Así, Claff y Margulis redujeron por la fuerza a la cosmetóloga tras un saludo amigo: Claff apareció primero, luego Margulis, a traición. El ladrón fue muy especifico al reducirla, con una técnica propia de las artes marciales o de un entrenamiento policial. Sabía claramente cómo hacerlo. Así se llevaron unos pocos objetos de valor. No iban por la caja, no realmente. La idea, según fuentes con acceso al expediente, era otra: los ladrones se llevaron las llaves de la casa de la cosmetóloga, ubicada a siete cuadras del local. El premio mayor era el marido de esa mujer, un empresario de la carne de 53 años, un matarife.
Había otra jugadora en el tablero, invisible por el momento. La Brasilera la apodan los investigadores, huidiza, prófuga hasta hoy. Se escurrió semanas atrás de las redes policiales, cuando fue a visitar a un detenido a un penal de la periferia platense. Su abogado, por lo pronto, ya hizo su aparición en los tribunales de La Matanza. La Brasilera tenía un vínculo estrecho con la cosmetóloga y su marido matarife, una cierta confianza.
La Brasilera, precisamente, había llamado ese día al empresario para pedirle que le cambie cien dólares, una jugada de inteligencia, creen los fiscales, para asegurarse de que el empresario estuviera allí. Luego, otros dos hombres de la banda entraron detrás de ella en la casa para llevarse 800 mil pesos y varias alhajas, más algunos celulares.

Hoy, tras ocho meses de investigación ejecutada por la DDI de La Matanza de la Policía Bonaerense, Claff y Margulis se encuentran detenidos junto con otros dos miembros de su banda también involucrados en el doble asalto que cayeron en territorio porteño por otro hecho. La Brasileña continúa prófuga hasta hoy, luego de que les intervinieran los teléfonos durante meses, con escuchas que son reproducidas en esta nota.
La historia detrás del arresto de la Rubia y su novio es un poco irónica. Su planeamiento delictivo, si es que son culpables, parecía magistral: el motivo por el que cayeron es un poco amateur. Se llevaron tres celulares de los asaltos. Descartaron dos, pero se quedaron con uno.
Ese teléfono, precisamente, activó una serie de celdas en Ramos Mejía, Haedo, Morón, Hurlingham, hasta llegar hasta William Morris. Las cámaras de seguridad habían captado los vehículos con los que llegaron al asalto al centro de estética, entre ellas una camioneta Ford Eco Sport. Así, ambos rastros fueron cruzados, hasta llegar a los vehículos, captados por cámaras de seguridad a lo largo del camino.

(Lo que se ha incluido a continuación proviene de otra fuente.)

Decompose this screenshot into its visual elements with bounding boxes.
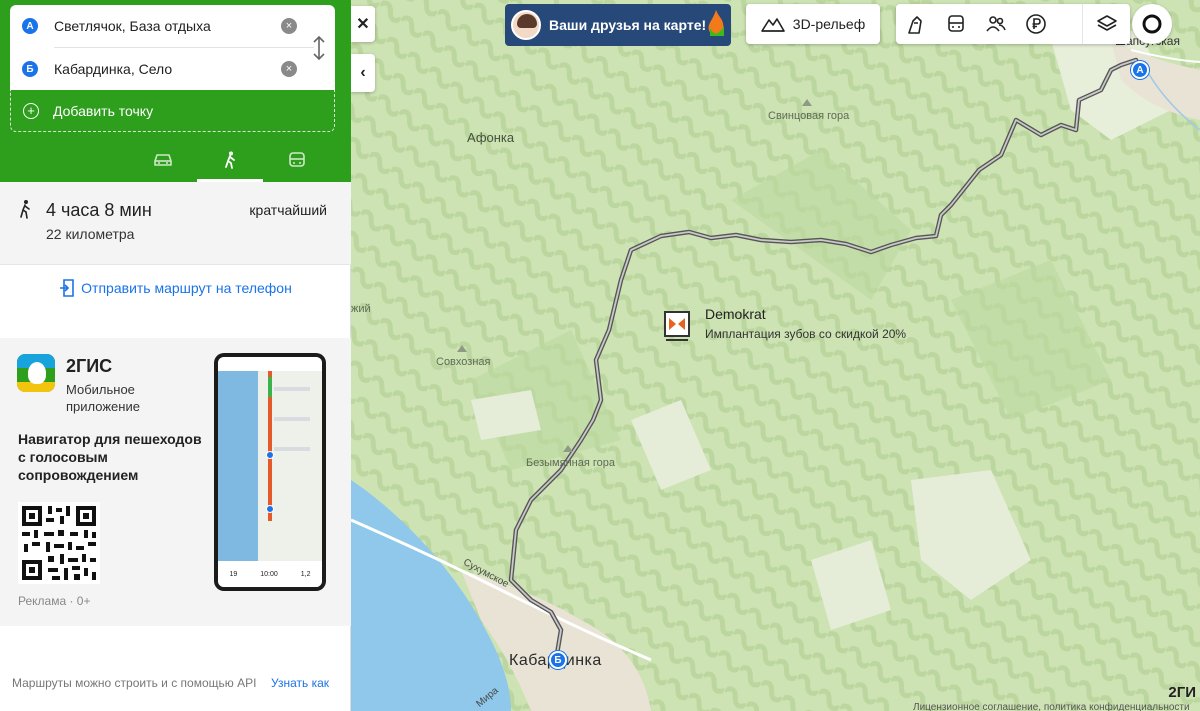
bus-icon	[288, 152, 305, 167]
ad-marker-stand	[666, 339, 688, 341]
place-left-cut: жий	[351, 303, 371, 315]
api-note: Маршруты можно строить и с помощью API	[12, 676, 257, 690]
clear-from-icon[interactable]: ×	[281, 18, 297, 34]
walk-icon	[225, 151, 235, 169]
place-sovkhoznaya: Совхозная	[436, 356, 491, 368]
promo-description: Навигатор для пешеходов с голосовым сопр…	[18, 431, 202, 483]
add-point-button[interactable]: + Добавить точку	[10, 90, 335, 132]
mountain-icon	[760, 18, 785, 32]
relief-3d-label: 3D-рельеф	[792, 16, 866, 32]
chevron-left-icon: ‹	[360, 64, 366, 81]
point-b-badge: Б	[22, 61, 38, 77]
ad-subtitle[interactable]: Имплантация зубов со скидкой 20%	[705, 327, 906, 341]
place-bezymyannaya: Безымянная гора	[526, 457, 615, 469]
mode-bus-tab[interactable]	[263, 138, 330, 182]
phone-stat: 19	[229, 570, 238, 578]
phone-stat: 10:00	[260, 570, 278, 578]
mode-walk-tab[interactable]	[196, 138, 264, 182]
api-learn-more-link[interactable]: Узнать как	[271, 675, 331, 691]
place-afonka: Афонка	[467, 130, 515, 145]
prices-layer-button[interactable]	[1016, 4, 1056, 44]
route-kind-badge: кратчайший	[249, 202, 327, 218]
layers-icon	[1096, 15, 1117, 31]
send-to-phone-button[interactable]: Отправить маршрут на телефон	[0, 264, 351, 310]
phone-mockup: 19 10:00 1,2	[214, 353, 326, 591]
app-promo[interactable]: 2ГИС Мобильное приложение Навигатор для …	[0, 338, 351, 626]
swap-points-button[interactable]	[308, 33, 330, 63]
peak-marker	[457, 345, 467, 352]
route-panel: А Светлячок, База отдыха × Б Кабардинка,…	[0, 0, 351, 711]
clear-to-icon[interactable]: ×	[281, 61, 297, 77]
send-to-phone-label: Отправить маршрут на телефон	[81, 279, 292, 296]
collapse-panel-button[interactable]: ‹	[351, 54, 375, 92]
route-from-input[interactable]: Светлячок, База отдыха	[54, 18, 281, 34]
relief-3d-button[interactable]: 3D-рельеф	[746, 4, 880, 44]
promo-subtitle: приложение	[66, 399, 140, 414]
peak-marker	[563, 445, 573, 452]
qr-code	[18, 502, 100, 584]
flame-icon	[708, 10, 724, 36]
ruble-icon	[1026, 14, 1046, 34]
plus-icon: +	[23, 102, 39, 119]
route-points: А Светлячок, База отдыха × Б Кабардинка,…	[10, 5, 335, 90]
route-to-input[interactable]: Кабардинка, Село	[54, 61, 281, 77]
brand-logo: 2ГИ	[1168, 684, 1196, 701]
route-pin-a[interactable]: А	[1131, 61, 1149, 79]
mode-car-tab[interactable]	[130, 138, 197, 182]
friends-banner-text: Ваши друзья на карте!	[549, 17, 707, 33]
add-point-label: Добавить точку	[53, 102, 154, 119]
bus-icon	[948, 15, 964, 32]
ad-disclaimer: Реклама · 0+	[18, 594, 91, 608]
friends-banner[interactable]: Ваши друзья на карте!	[505, 4, 731, 46]
route-pin-b[interactable]: Б	[549, 651, 567, 669]
attractions-layer-button[interactable]	[896, 4, 936, 44]
close-icon: ✕	[356, 16, 370, 33]
map-layers-bar	[896, 4, 1130, 44]
map-canvas[interactable]: Свинцовая гора Афонка Совхозная Безымянн…	[351, 0, 1200, 711]
send-to-phone-icon	[60, 278, 74, 297]
route-distance: 22 километра	[46, 226, 135, 242]
promo-subtitle: Мобильное	[66, 382, 135, 397]
route-from-row[interactable]: А Светлячок, База отдыха ×	[10, 5, 305, 47]
ad-marker-icon[interactable]	[664, 311, 690, 337]
transport-layer-button[interactable]	[936, 4, 976, 44]
promo-app-name: 2ГИС	[66, 356, 113, 376]
my-location-button[interactable]	[1132, 4, 1172, 44]
point-a-badge: А	[22, 18, 38, 34]
avatar	[511, 10, 541, 40]
layers-button[interactable]	[1082, 4, 1130, 44]
ad-title[interactable]: Demokrat	[705, 306, 766, 322]
route-duration: 4 часа 8 мин	[46, 200, 152, 220]
peak-marker	[802, 99, 812, 106]
walk-icon	[20, 200, 30, 219]
car-icon	[154, 154, 173, 166]
close-panel-button[interactable]: ✕	[351, 6, 375, 42]
route-to-row[interactable]: Б Кабардинка, Село ×	[10, 48, 305, 90]
license-link[interactable]: Лицензионное соглашение, политика конфид…	[913, 702, 1190, 711]
phone-stat: 1,2	[300, 570, 311, 578]
transport-modes	[130, 138, 330, 182]
route-header: А Светлячок, База отдыха × Б Кабардинка,…	[0, 0, 351, 182]
place-svincovaya: Свинцовая гора	[768, 110, 850, 122]
2gis-logo-icon	[17, 354, 55, 392]
route-result-card[interactable]: 4 часа 8 мин 22 километра кратчайший	[0, 182, 351, 264]
attraction-icon	[908, 16, 922, 34]
friends-layer-button[interactable]	[976, 4, 1016, 44]
app-root: Свинцовая гора Афонка Совхозная Безымянн…	[0, 0, 1200, 711]
compass-icon	[1142, 14, 1162, 34]
people-icon	[986, 16, 1006, 32]
swap-icon	[313, 35, 325, 61]
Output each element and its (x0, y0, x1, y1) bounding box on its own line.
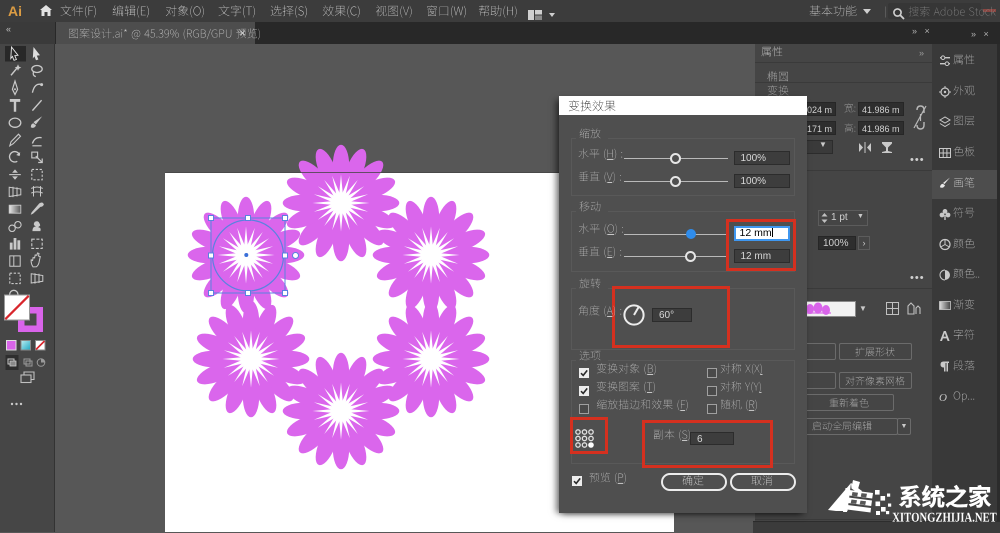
svg-text:O: O (939, 392, 947, 404)
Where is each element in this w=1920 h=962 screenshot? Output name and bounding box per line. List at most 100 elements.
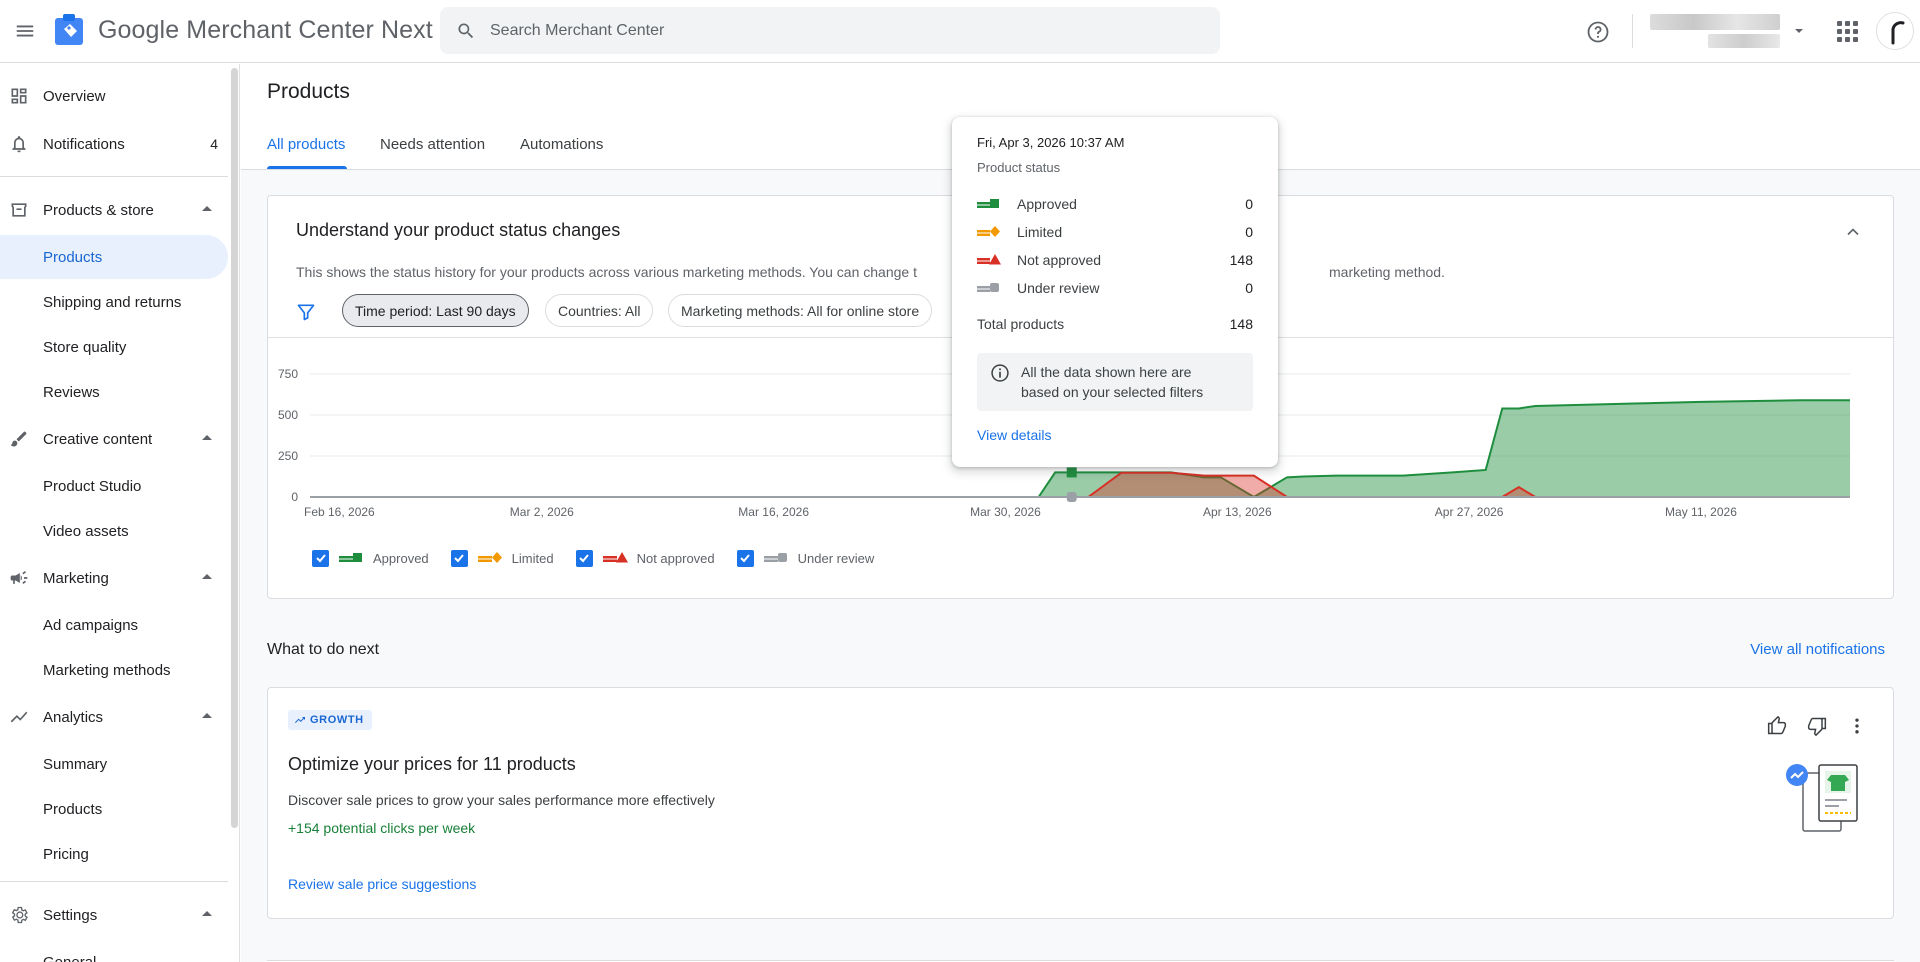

El doble asalto no es el único delito por el cual están sospechados: se cree que también atacaron una carnicería de Ramos Mejía para llevarse 190 mil pesos. Margulis cayó en un auto supuestamente empleado para ese ataque.
La DDI de La Matanza les encontró en una serie de operativos con personal táctico de jurisdicciones como Ramos Mejía y Tapiales una Bersa 9 milímetros, guantes de látex, picanas, ropa similar a la utilizada en los hechos, 45 balas, una máquina de contar billetes y la Ford Eco Sport.